"Ce n'est pas vrai. Tu n'es pas un homme. Je ne suis pas une femme. Et puis moi non-plus je ne comprend rien à mes larmes. Quand je pleure, je n'ai pas vraiment mal, je ne souffre pas; j'ai seulement peur. Quand je pleure, je ne veux pas être seule pour pleurer, c'est tout. Pleurer ne fait vraiment mal que lorsqu'on a personne ou que ceux qu'on a nous laisse pleurer tout seul. Il faut s'appuyer contre quelqu'un qu'on aime pour bien pleurer. Tout à l'heure, contre toi, j'avais tant de plaisirs à pleurer; chaque larme me soulageait tellement, m'apaisait tellement que j'avais envie que ça dure toute la nuit, toute la vie. Pourquoi m'as-tu repoussée. Tu n'as pas de coeur. Sans coeur! Sans coeur! Méchant! Pourquoi?"
" C'est à cause des hommes que je me suicide. Chaque être humain m'affecte: c'est l'affection, l'amitié, l'amour, la haine. J'ai l'âme constipée d'affection, l'affection m'écoeure, l'affection de marche jamais. Je me tue parce que je ne pourrais vivre que complétement seul et qu'on ne peut pas vivre complétement seul. Pourquoi est-ce que je ne jouie pas de la paix? Mourir, c'est ce qu'il faut."

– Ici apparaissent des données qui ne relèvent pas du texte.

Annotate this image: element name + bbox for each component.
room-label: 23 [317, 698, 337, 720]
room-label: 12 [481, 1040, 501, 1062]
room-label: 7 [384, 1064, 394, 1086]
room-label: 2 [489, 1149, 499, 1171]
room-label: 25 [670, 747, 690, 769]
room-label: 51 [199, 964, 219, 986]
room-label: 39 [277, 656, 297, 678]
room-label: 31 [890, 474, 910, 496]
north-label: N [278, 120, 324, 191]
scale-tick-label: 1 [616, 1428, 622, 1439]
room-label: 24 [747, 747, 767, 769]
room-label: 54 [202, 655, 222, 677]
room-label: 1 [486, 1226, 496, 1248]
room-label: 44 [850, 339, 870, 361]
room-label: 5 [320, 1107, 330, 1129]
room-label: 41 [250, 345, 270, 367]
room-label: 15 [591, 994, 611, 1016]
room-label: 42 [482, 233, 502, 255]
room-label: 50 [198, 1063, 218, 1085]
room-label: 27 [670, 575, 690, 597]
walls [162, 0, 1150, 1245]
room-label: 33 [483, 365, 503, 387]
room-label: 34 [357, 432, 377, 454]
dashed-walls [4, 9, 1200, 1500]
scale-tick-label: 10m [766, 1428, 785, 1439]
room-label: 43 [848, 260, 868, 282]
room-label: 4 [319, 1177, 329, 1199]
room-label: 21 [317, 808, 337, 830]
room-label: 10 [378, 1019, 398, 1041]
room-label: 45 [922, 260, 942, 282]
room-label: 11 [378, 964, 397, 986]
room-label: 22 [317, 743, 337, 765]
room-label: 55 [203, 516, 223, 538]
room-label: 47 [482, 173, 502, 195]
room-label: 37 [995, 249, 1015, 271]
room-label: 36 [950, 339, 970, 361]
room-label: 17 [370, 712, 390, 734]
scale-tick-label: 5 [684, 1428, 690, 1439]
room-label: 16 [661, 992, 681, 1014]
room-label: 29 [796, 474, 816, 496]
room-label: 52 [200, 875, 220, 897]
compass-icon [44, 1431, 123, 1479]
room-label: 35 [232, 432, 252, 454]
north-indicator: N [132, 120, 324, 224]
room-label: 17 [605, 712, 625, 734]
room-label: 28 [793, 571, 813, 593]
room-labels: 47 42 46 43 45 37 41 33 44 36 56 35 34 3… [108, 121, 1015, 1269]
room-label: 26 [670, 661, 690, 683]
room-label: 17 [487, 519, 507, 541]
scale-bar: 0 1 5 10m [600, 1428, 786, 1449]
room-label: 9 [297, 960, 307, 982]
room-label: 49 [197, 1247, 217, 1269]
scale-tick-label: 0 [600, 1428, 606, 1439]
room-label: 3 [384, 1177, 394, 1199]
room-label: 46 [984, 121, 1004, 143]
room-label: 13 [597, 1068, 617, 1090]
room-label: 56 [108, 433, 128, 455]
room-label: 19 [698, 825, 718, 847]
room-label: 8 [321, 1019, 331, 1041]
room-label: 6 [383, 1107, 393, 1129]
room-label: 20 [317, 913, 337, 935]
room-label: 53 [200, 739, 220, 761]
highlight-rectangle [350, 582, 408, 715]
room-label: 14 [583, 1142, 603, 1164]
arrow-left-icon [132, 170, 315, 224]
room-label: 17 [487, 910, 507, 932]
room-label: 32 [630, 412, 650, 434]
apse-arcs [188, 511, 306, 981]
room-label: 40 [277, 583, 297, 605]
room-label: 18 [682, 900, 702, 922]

"Mille Milles! Mille Milles! Viens me chercher, je brûle! Viens me chercher, j'éclate! Je me donne à toi de toutes mes forces! Je ta'ppartiens corps et âme! Viens me prendre! Viens me sauver! Mon amour! Mon amour! Mon trésor! Mon trésor! Tu ne peux pas ne pas vouloir de moi! Je suis si belle! Je suis si riche! Je suis pleine de pétrole, de vinaigre et d'acide. Viens me chercher! Tu feras des millions avec moi! Mon ami! Mon ami! Celui qui se dressera sur notre route, je l'abattrai, je le jugulerai, j'injecterai du scianure de potassium dans les pommes de terre bouillies qu'il mange!
Aimer, c'est se choisir quelqu'un et se faire prendre par lui. Viens me prendre!Je t'aime! J'ai besoin de toi! Fais un trou dans les ténèbres et montre ton nez! Viens! Viens! Tu ne me reconnais pas? Je suis la folle prisonnière en moi! Je suis ton amie, ton amour, ton trésor, ton chou, ta mère, ton frère, ta soeur Bérénice.
Quel temps fait-il où tu es? Ici il fait DECADABACROUTICALTAQUE!"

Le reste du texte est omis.